Electric buses have been visible on Mumbai’s roads in the last few months. The plans seems to be to put 340 electric buses on the road by early next year. That is about 10% of the fleet. Quite a fraction of the new buses seem to have been deployed already. I haven’t been in one yet, but they are supposed to have 60 seats, and space for 30 standees (there’s another version with 25 seats). A friendly new feature is a mechanism to lift wheel chairs into the bus, or lower them to the road.
Yesterday my taxi was held up for a minute while this but backed into a parking bay on a narrow road. I clicked the photo you see here, and looked up the technical specifications. In normal use the engine uses about 150 KW from a Lithium battery which stores 186 KWh of energy. That rating should give nearly 100 hours of run.
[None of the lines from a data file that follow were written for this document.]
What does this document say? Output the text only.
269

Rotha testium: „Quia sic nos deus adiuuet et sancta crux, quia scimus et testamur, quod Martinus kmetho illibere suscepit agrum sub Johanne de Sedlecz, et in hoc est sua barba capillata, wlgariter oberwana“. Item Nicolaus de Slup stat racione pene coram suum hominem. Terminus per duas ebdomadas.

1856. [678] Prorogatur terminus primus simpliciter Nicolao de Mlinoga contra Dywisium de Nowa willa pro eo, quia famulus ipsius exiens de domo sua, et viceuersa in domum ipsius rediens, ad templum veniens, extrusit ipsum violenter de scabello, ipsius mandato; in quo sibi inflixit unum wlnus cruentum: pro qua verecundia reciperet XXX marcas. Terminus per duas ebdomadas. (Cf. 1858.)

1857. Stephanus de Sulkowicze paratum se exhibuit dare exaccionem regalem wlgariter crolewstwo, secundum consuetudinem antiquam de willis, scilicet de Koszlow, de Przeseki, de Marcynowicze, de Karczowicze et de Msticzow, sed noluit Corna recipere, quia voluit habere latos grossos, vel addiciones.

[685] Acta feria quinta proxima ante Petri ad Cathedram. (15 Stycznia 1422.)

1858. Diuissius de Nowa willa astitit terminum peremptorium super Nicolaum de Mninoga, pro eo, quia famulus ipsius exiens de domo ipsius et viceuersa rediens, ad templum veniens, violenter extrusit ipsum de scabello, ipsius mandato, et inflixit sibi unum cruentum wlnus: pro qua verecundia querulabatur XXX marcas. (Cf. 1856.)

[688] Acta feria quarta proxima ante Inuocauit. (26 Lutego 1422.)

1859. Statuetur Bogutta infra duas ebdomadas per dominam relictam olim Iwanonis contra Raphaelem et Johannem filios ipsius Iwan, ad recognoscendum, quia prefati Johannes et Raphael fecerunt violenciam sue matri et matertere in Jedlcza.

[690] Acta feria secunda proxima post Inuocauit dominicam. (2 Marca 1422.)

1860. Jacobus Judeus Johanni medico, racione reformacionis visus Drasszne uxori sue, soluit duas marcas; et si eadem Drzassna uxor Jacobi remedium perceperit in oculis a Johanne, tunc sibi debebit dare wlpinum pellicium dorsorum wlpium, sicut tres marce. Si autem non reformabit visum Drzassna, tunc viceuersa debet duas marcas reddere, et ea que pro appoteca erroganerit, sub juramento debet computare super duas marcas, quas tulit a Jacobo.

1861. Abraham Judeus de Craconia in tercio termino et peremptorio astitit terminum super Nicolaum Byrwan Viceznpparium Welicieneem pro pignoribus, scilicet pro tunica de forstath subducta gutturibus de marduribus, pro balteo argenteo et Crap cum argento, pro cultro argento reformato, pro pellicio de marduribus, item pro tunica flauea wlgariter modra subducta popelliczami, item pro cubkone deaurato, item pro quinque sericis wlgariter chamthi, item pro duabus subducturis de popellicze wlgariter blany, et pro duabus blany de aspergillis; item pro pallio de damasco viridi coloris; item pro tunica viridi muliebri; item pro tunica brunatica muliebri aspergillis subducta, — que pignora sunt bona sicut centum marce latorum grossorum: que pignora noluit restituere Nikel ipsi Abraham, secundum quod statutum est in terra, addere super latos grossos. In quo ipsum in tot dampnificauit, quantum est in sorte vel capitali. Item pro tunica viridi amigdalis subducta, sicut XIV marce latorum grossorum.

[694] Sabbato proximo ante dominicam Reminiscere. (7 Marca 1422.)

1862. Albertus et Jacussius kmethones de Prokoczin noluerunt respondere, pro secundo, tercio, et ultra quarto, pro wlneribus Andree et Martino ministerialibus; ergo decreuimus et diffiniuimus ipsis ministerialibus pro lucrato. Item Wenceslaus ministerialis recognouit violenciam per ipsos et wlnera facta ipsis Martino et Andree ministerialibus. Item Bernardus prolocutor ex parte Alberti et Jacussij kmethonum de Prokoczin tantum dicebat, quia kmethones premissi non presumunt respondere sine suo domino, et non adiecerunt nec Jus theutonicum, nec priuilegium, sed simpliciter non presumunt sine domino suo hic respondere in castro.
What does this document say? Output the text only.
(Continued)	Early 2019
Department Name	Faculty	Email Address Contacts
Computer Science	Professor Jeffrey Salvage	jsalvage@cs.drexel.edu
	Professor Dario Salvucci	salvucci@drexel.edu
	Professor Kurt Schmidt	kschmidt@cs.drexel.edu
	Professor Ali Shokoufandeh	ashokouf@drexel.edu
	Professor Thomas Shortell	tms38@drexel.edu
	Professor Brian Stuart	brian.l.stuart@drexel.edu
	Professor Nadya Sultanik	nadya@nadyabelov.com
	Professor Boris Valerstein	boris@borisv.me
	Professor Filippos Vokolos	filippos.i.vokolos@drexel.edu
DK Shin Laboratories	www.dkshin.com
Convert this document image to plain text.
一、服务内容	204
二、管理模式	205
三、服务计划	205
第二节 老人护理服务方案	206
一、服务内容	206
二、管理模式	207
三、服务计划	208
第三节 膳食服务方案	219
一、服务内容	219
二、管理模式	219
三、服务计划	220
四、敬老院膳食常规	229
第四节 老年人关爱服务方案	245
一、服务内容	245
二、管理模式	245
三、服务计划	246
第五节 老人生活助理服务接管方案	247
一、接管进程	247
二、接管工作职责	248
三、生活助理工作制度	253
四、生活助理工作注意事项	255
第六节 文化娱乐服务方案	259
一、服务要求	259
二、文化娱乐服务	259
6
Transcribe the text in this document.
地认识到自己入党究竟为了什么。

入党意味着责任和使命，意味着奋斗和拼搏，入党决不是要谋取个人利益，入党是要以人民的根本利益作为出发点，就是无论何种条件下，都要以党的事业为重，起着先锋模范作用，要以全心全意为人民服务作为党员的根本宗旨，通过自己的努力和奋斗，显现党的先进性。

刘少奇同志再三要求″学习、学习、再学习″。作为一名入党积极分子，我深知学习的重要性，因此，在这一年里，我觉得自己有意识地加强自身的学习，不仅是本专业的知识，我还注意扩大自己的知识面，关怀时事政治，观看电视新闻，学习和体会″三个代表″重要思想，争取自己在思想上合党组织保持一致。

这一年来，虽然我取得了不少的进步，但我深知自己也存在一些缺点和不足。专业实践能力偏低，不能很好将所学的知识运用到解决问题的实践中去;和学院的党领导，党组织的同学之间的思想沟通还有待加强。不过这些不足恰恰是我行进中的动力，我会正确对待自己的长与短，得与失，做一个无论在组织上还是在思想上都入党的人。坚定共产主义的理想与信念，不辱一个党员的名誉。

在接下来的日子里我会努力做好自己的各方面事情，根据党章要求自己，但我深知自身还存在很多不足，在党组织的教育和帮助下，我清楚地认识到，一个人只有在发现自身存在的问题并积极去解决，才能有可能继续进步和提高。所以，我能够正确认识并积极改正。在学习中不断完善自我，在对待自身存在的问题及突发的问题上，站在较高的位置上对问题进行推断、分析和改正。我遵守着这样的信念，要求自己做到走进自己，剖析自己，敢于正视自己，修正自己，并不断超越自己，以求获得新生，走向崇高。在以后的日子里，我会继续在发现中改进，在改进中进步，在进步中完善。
I suppose the reality is more restrictive, because according to the BEST (Brihan-Mumbai Electric Supply and Transport corporation) press handout, the batteries are supposed to last 200 Kms on city roads in a single charge. The bus is fully electric, from start to stop, and has no clutch or gear control. The company lists in-bus utilities like charging points for users and WiFi on the go, but the BEST press release does not mention them. I guess I will have to check these out when I ride the buses.
I was surprised to find that these buses have already run over 4 million Kilometers on city roads, in various cities. There are hybrid electric buses already running on intercity routes. These are the visible results of the government’s scheme, FAME, for Faster Adoption and Manufacturing of Electric vehicles in India, started in 2015. If these emission-free and (relatively) noise-free buses turn out to have a lifetime of 15 years, like the older buses on the roads, then it will be a rather nice and big change.